As Wedo faded out as a potential candidate in February, Urquhart came on. Urquhart drew a certain amount of interest, only to be eclipsed when Michele Rollins, one of the state’s most prominent business executives, declared she wanted to run.

They have their sights on the congressional seat Mike Castle, their fellow Republican, is leaving after nine terms to run for the Senate. The Democrats have John Carney, the former lieutenant governor, looking to replace Castle.

It is a secret what Phillips’ price is. The campaign is being financed almost entirely by a personal loan from Urquhart of $565,000, with Phillips so far collecting a salary of $5,000. Phillips would not say how much more is coming — “You will be able to count it up as the reports come out” — and neither would the campaign.

“He is still a paid consultant, but as his role diminishes in the campaign, his pay will also diminish,” said Kim Stevenson, a campaign spokeswoman.

There appears to be no precedent for a Delaware officeholder to be on the payroll of another politician.

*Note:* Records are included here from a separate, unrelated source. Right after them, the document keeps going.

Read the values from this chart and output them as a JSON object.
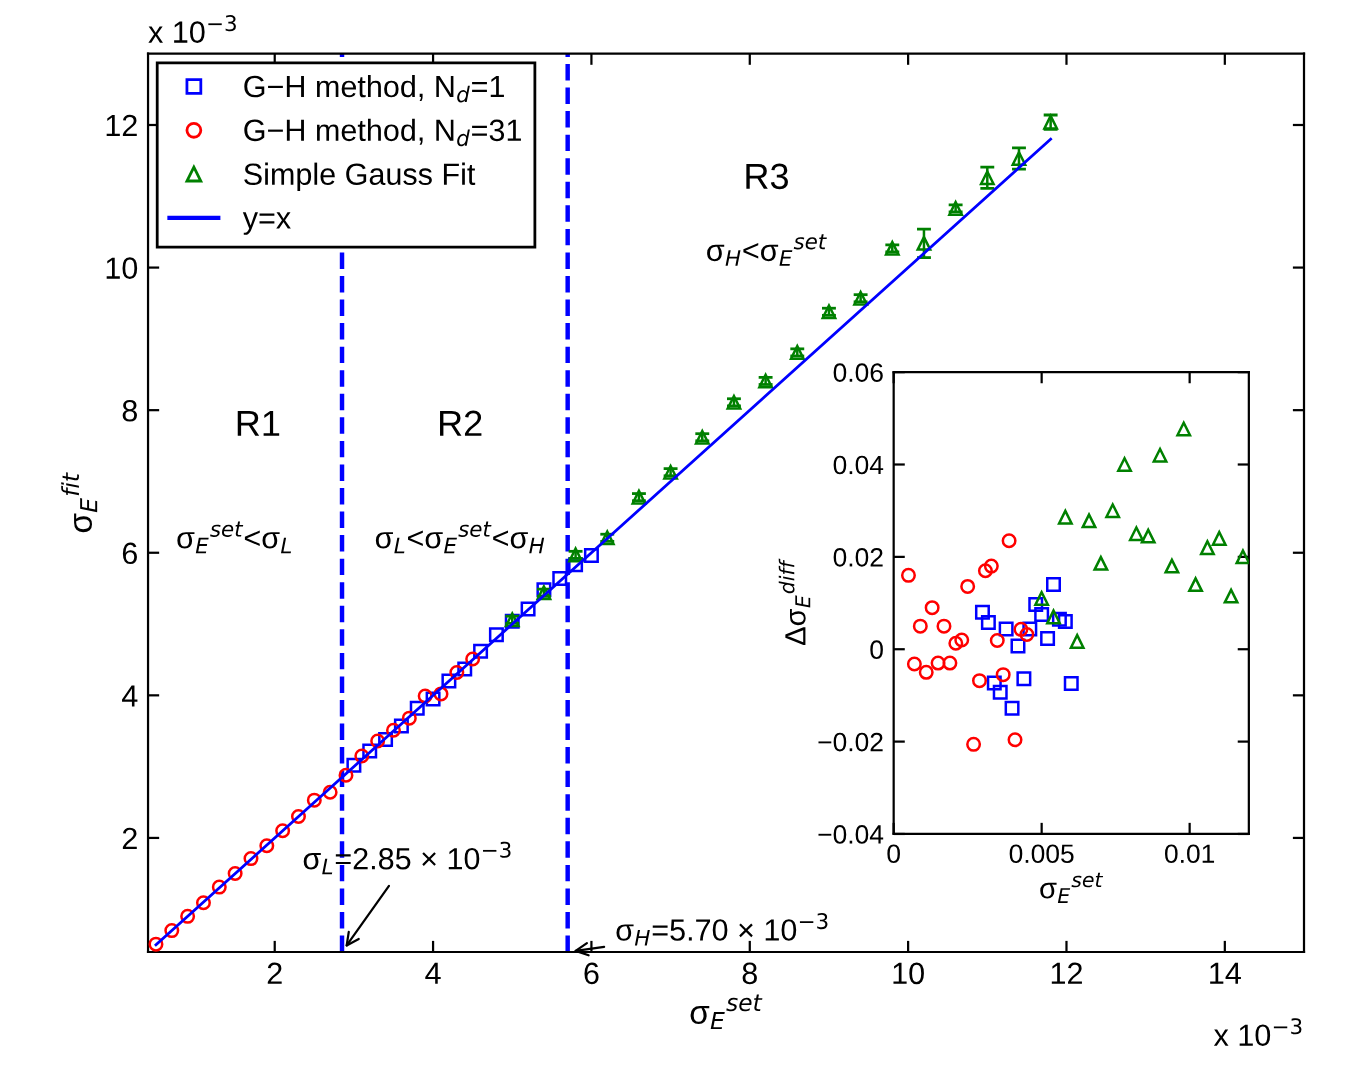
{
  "chart_data": [
    {
      "type": "scatter",
      "xlabel": "σ$_{E}$$^{set}$",
      "ylabel": "σ$_{E}$$^{fit}$",
      "xlim": [
        0.4,
        15
      ],
      "ylim": [
        0.4,
        13
      ],
      "xticks": [
        2,
        4,
        6,
        8,
        10,
        12,
        14
      ],
      "yticks": [
        2,
        4,
        6,
        8,
        10,
        12
      ],
      "grid": false,
      "legend": "top left",
      "annotations": [
        "x 10$^{−3}$",
        "x 10$^{−3}$",
        "R1",
        "σ$_{E}$$^{set}$<σ$_{L}$",
        "R2",
        "σ$_{L}$<σ$_{E}$$^{set}$<σ$_{H}$",
        "R3",
        "σ$_{H}$<σ$_{E}$$^{set}$"
      ],
      "ref_lines": [
        {
          "axis": "x",
          "value": 2.85,
          "label": "σ$_{L}$=2.85 × 10$^{−3}$",
          "color": "#0000ff",
          "line_style": "dashed"
        },
        {
          "axis": "x",
          "value": 5.7,
          "label": "σ$_{H}$=5.70 × 10$^{−3}$",
          "color": "#0000ff",
          "line_style": "dashed"
        }
      ],
      "series": [
        {
          "name": "G−H method, N$_{d}$=1",
          "marker": "square",
          "color": "#0000ff",
          "x": [
            3.0,
            3.2,
            3.4,
            3.6,
            3.8,
            4.0,
            4.2,
            4.4,
            4.6,
            4.8,
            5.0,
            5.2,
            5.4,
            5.6,
            5.8,
            6.0
          ],
          "values": [
            3.02,
            3.22,
            3.38,
            3.57,
            3.82,
            3.95,
            4.2,
            4.37,
            4.62,
            4.85,
            5.04,
            5.21,
            5.48,
            5.64,
            5.83,
            5.96
          ]
        },
        {
          "name": "G−H method, N$_{d}$=31",
          "marker": "circle",
          "color": "#ff0000",
          "x": [
            0.5,
            0.7,
            0.9,
            1.1,
            1.3,
            1.5,
            1.7,
            1.9,
            2.1,
            2.3,
            2.5,
            2.7,
            2.9,
            3.1,
            3.3,
            3.5,
            3.7,
            3.9,
            4.1,
            4.3,
            4.5
          ],
          "values": [
            0.51,
            0.7,
            0.9,
            1.09,
            1.31,
            1.5,
            1.71,
            1.89,
            2.1,
            2.3,
            2.53,
            2.64,
            2.88,
            3.15,
            3.36,
            3.51,
            3.68,
            3.99,
            4.02,
            4.32,
            4.51
          ]
        },
        {
          "name": "Simple Gauss Fit",
          "marker": "triangle",
          "color": "#008000",
          "x": [
            5.0,
            5.4,
            5.8,
            6.2,
            6.6,
            7.0,
            7.4,
            7.8,
            8.2,
            8.6,
            9.0,
            9.4,
            9.8,
            10.2,
            10.6,
            11.0,
            11.4,
            11.8
          ],
          "values": [
            5.06,
            5.44,
            5.97,
            6.21,
            6.78,
            7.13,
            7.62,
            8.11,
            8.41,
            8.81,
            9.38,
            9.57,
            10.27,
            10.34,
            10.83,
            11.26,
            11.53,
            12.04
          ],
          "errors": [
            0.05,
            0.05,
            0.05,
            0.05,
            0.05,
            0.05,
            0.05,
            0.05,
            0.05,
            0.05,
            0.05,
            0.05,
            0.05,
            0.2,
            0.05,
            0.15,
            0.15,
            0.1
          ]
        },
        {
          "name": "y=x",
          "type": "line",
          "marker": "none",
          "line_style": "solid",
          "color": "#0000ff",
          "x": [
            0.5,
            11.8
          ],
          "values": [
            0.5,
            11.8
          ]
        }
      ]
    },
    {
      "type": "scatter",
      "xlabel": "σ$_{E}$$^{set}$",
      "ylabel": "Δσ$_{E}$$^{diff}$",
      "xlim": [
        0,
        0.012
      ],
      "ylim": [
        -0.04,
        0.06
      ],
      "xticks": [
        0,
        0.005,
        0.01
      ],
      "yticks": [
        {
          "value": -0.04,
          "label": "−0.04"
        },
        {
          "value": -0.02,
          "label": "−0.02"
        },
        0,
        0.02,
        0.04,
        0.06
      ],
      "grid": false,
      "series": [
        {
          "marker": "square",
          "color": "#0000ff",
          "x": [
            0.003,
            0.0032,
            0.0034,
            0.0036,
            0.0038,
            0.004,
            0.0042,
            0.0044,
            0.0046,
            0.0048,
            0.005,
            0.0052,
            0.0054,
            0.0056,
            0.0058,
            0.006
          ],
          "values": [
            0.008,
            0.0058,
            -0.0073,
            -0.0093,
            0.0044,
            -0.0128,
            0.0007,
            -0.0064,
            0.0044,
            0.0097,
            0.0075,
            0.0023,
            0.014,
            0.0065,
            0.006,
            -0.0074
          ]
        },
        {
          "marker": "circle",
          "color": "#ff0000",
          "x": [
            0.0005,
            0.0007,
            0.0009,
            0.0011,
            0.0013,
            0.0015,
            0.0017,
            0.0019,
            0.0021,
            0.0023,
            0.0025,
            0.0027,
            0.0029,
            0.0031,
            0.0033,
            0.0035,
            0.0037,
            0.0039,
            0.0041,
            0.0043,
            0.0045
          ],
          "values": [
            0.016,
            -0.0032,
            0.005,
            -0.005,
            0.009,
            -0.003,
            0.005,
            -0.003,
            0.0013,
            0.002,
            0.0136,
            -0.0206,
            -0.0068,
            0.017,
            0.018,
            0.0019,
            -0.0055,
            0.0235,
            -0.0196,
            0.0043,
            0.0032
          ]
        },
        {
          "marker": "triangle",
          "color": "#008000",
          "x": [
            0.005,
            0.0054,
            0.0058,
            0.0062,
            0.0066,
            0.007,
            0.0074,
            0.0078,
            0.0082,
            0.0086,
            0.009,
            0.0094,
            0.0098,
            0.0102,
            0.0106,
            0.011,
            0.0114,
            0.0118
          ],
          "values": [
            0.011,
            0.007,
            0.0286,
            0.0017,
            0.0278,
            0.0186,
            0.03,
            0.04,
            0.025,
            0.0245,
            0.042,
            0.018,
            0.0477,
            0.014,
            0.022,
            0.024,
            0.0115,
            0.02
          ]
        }
      ]
    }
  ]
}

Certainly there is plenty evidence of cooperation, such as Tom Carper, the Democratic senator, setting up a PAC to help other candidates, or Castle appearing at a fund-raising reception for Colin Bonini, the Republican candidate for treasurer, but nothing this coldly transactional.

There is even the model Phillips himself followed in his involvement with the 2008 campaign of Bill Lee, the Republican candidate for governor. Phillips was reimbursed for expenses totaling about $7,500. His college-age daughter and a nephew were paid staffers.

“I made no decision on whether Vance got salary. I believe he got expenses,” Lee said. “He made a tremendous commitment. I’m sorry he’s in this present controversy. I wasn’t a rich developer.”

Phillips is unapologetic about his new paycheck. He says it compensates for the hours he would otherwise be spending on his real estate dealings and farming. As if he were being forced into subordinating those interests to his political reach.

Wedo, by the way, has not soured on politics. He expects to spend this campaign season helping out Rollins and some Republican legislative candidates. He enjoyed his exploratory campaign, especially the time someone in Sussex County prodded him to find out whether he knew anything about chickens.

As a matter of fact, Wedo knew everything there is to know because of his experience buying tens of millions of pounds a year at Boston Market and KFC. When it comes to chicken, he outranks Colonel Sanders.

Not to mention Wedo is up to playing chicken with Vance Phillips, too.